Although Beaumont’s “Beauty and the Beast” and d’Aulnoy’s “The White Cat” are well known among scholars of literary fairy tales or French women’s writing, their relative obscurity in today’s English-language literary landscape offers an instructive example of the forces which have worked to marginalize women’s writing-particularly that of pre-twentieth-century women whose writing is associated with children. A discussion of this marginalization occupies the first section of this paper. In the paper’s second section, I aim to counter one of the unfortunate side effects of the marginalization of these two tales: it obscures their very real commitment to women’s literacy (subject to the constraints of the times) and their production within close-knit circles of female writers and readers.


The Marginalization of Beaumont and D’Aulnoy

Although Beauty’s love of books isolates her from her sisters in Beaumont’s tale, Beaumont’s own position was quite different. Her career as governess to London’s elite brought her into contact with many members of the Bluestockings, a group of women (and some men) who formed a series of close literary friendships and correspondences beginning in about 1750 (Biancardi, 2012, p. 112). The ways in which Beaumont’s Beauty values her books and learns to govern her emotions is very much in line with progressive ideals of women’s education in England during the 1750s; she may appear a rather passive heroine to modern eyes, but her love of books, her supremely rational approach to relationships, and her upright ethical code are values which many Bluestockings espoused as they attempted to counter the notion that women’s innate frivolity and irrationality make them relatively uneducable.

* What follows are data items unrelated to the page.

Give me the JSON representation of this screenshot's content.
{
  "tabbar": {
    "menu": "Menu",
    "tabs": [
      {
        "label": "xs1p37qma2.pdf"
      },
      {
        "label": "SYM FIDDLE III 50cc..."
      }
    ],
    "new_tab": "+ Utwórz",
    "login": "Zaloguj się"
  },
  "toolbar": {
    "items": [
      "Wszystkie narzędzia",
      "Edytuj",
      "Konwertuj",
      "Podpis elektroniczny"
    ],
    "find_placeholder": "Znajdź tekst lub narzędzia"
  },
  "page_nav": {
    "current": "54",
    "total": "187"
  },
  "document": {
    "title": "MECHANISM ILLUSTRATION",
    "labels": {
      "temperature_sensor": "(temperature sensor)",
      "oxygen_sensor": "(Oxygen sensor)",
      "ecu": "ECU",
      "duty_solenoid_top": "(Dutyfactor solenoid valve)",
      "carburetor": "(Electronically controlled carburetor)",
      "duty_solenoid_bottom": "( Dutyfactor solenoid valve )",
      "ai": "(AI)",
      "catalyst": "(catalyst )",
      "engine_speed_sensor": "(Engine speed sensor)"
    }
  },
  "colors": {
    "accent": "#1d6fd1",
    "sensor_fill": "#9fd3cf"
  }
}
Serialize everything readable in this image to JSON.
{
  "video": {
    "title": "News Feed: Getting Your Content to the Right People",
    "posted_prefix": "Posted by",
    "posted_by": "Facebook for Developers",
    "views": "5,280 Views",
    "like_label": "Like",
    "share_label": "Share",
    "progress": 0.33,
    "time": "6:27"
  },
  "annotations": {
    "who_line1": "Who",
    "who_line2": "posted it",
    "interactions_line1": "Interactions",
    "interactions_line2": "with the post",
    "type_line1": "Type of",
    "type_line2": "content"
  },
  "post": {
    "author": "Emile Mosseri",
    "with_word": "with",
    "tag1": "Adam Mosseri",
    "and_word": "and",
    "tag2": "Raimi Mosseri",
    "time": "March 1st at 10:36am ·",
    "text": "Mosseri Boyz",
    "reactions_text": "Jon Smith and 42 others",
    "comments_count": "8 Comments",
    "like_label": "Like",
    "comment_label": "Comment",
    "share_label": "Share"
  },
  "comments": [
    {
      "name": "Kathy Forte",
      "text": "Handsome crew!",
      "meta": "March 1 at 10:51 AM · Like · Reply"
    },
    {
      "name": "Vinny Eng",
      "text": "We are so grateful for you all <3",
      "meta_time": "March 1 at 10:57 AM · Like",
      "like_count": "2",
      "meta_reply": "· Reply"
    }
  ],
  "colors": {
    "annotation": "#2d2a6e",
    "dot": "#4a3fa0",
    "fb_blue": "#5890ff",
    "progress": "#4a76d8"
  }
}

D’Aulnoy’s “The White Cat,” though written for adults rather than children, is also the product of a group of women writers, readers, and conversationalists: the French literary salon of the late seventeenth century, in which educated aristocratic women gathered to converse about manners, morals, and the events of the day. They often told elaborate literary fairy tales in a friendly competition to see which author could provide the most creative and engaging treatments of familiar themes. Many of these salonières ironically celebrated their connection to the marginalized worlds of the folk and of children’s entertainment: “the allegedly ‘childish’ genre of fairy tales allowed women writers the opportunity to [...] transform from the inside [...] the notion of the [...] frivolous woman” and to “reclai[m] a rhetoric that had [...] been used against them” (Feat, 2012, p. 223). In “The White Cat,” d’Aulnoy displays her own ability to adapt traditional tale types such as “Beauty and the Beast” and “Rapunzel” while presenting the triumph of an intelligent heroine who initially appears to be no more than a pampered little house pet.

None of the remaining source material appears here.